The same speedup (or possibly more) can be better obtained via the use of repgen "stacking" which is discussed in another section of this document. SMA Technologies recommends using SAJ as a last resort.

Common Problems when Running in Parallel

No one can definitively state which programs can safely run together (unless they have access to ALL the source code involved and perform an in-depth code review).

The parallel mode is assumed to always give a better result, which is often not true. This comes from multiple tests at client sites by SMA Technologies.

Splits and joins are sometimes employed to overcome poor repgen coding or poor batch job design. Instead of analyzing why processing is taking an excessive amount of time, the "quick and dirty" solution is to throw in a split. Often, the judicious use of repgen stacking will improve performance much more significantly than by using splits and joins.

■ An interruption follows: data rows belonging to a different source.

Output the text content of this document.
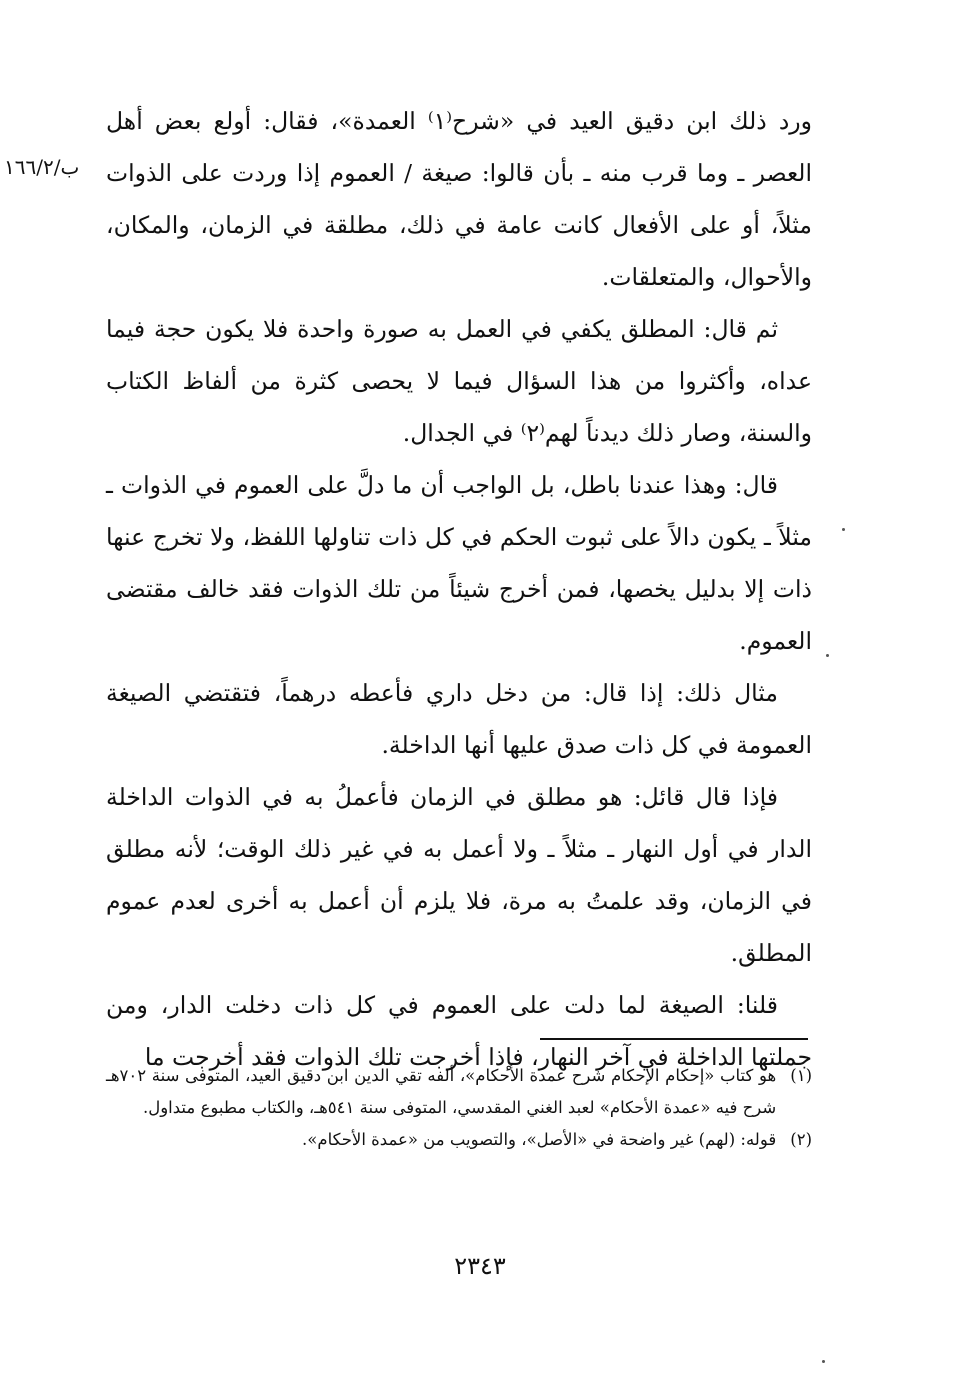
ب/١٦٦/٢

ورد ذلك ابن دقيق العيد في «شرح⁽١⁾ العمدة»، فقال: أولع بعض أهل العصر ـ وما قرب منه ـ بأن قالوا: صيغة / العموم إذا وردت على الذوات مثلاً، أو على الأفعال كانت عامة في ذلك، مطلقة في الزمان، والمكان، والأحوال، والمتعلقات.

ثم قال: المطلق يكفي في العمل به صورة واحدة فلا يكون حجة فيما عداه، وأكثروا من هذا السؤال فيما لا يحصى كثرة من ألفاظ الكتاب والسنة، وصار ذلك ديدناً لهم⁽٢⁾ في الجدال.

قال: وهذا عندنا باطل، بل الواجب أن ما دلَّ على العموم في الذوات ـ مثلاً ـ يكون دالاً على ثبوت الحكم في كل ذات تناولها اللفظ، ولا تخرج عنها ذات إلا بدليل يخصها، فمن أخرج شيئاً من تلك الذوات فقد خالف مقتضى العموم.

مثال ذلك: إذا قال: من دخل داري فأعطه درهماً، فتقتضي الصيغة العمومة في كل ذات صدق عليها أنها الداخلة.

فإذا قال قائل: هو مطلق في الزمان فأعملُ به في الذوات الداخلة الدار في أول النهار ـ مثلاً ـ ولا أعمل به في غير ذلك الوقت؛ لأنه مطلق في الزمان، وقد علمتُ به مرة، فلا يلزم أن أعمل به أخرى لعدم عموم المطلق.

قلنا: الصيغة لما دلت على العموم في كل ذات دخلت الدار، ومن جملتها الداخلة في آخر النهار، فإذا أخرجت تلك الذوات فقد أخرجت ما

(١)

هو كتاب «إحكام الإحكام شرح عمدة الأحكام»، ألفه تقي الدين ابن دقيق العيد، المتوفى سنة ٧٠٢هـ شرح فيه «عمدة الأحكام» لعبد الغني المقدسي، المتوفى سنة ٥٤١هـ، والكتاب مطبوع متداول.

(٢)

قوله: (لهم) غير واضحة في «الأصل»، والتصويب من «عمدة الأحكام».

٢٣٤٣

Running concurrent jobs through RSJ instead of SAJ provides MUCH more user control over the timing and mix of the workload.

Command Line Options

SAJ SYMnnn JOBFILE [RESTART_POINT]

Differences between RSJ and SAJ

  • -E switch is not supported in SAJ.

  • -d switch is not supported in SAJ.

  • -D switch is not supported in SAJ.

    • Generally speaking, command line switches that are known in RSJ are ignored by SAJ.
    • If specified, the RESTART_POINT must be in the initial (main) job file. SAJ will not recognize a restart point in any other file.
    • SAJ will recognize %SPLIT and %JOIN directives in the initial (main) job file only. SAJ ignores all directives in any other files.
    • RSJ log files display any errors encountered at the bottom of the log. Because errors can occur in any split process, errors in SAJ are no longer at the bottom of the file – they can be anywhere in the file.
    • SAJ has its own set of errors that are different from RSJ.
    • SAJ will recognize all RSJ errors and consider the job failed if the RSJ exits with a non-zero value (regardless of ERROR_LEVEL settings).
    • SAJ will not process RSJ directives in the exact same manner as RSJ.
    • SAJ has two new directives SKIP_SECTION and END_SKIP_SECTION. These directives are to help users in error recovery. These directives tell SAJ when to start ignoring commands and when to start processing commands again. RSJ does not know how to process these directives.
    • SAJ will execute any ";SCRIPT" directive in all downstream splits. RSJ will only execute the ";SCRIPT" directive once. It is highly recommended to avoid the use of the ";SCRIPT" command in the main batch job.
    • SAJ "stacks" all RSJ commands and prepends them onto each subsequent split job. This causes a divergence with RSJ processing algorithms.

SAJ Restrictions

For best results when using directives, place them either in the SMA_DEFAULTS file or include them via the %JOBFILE command. Avoid the use of ";SCRIPT" directives in the main job file (the script will be executed in all split job files).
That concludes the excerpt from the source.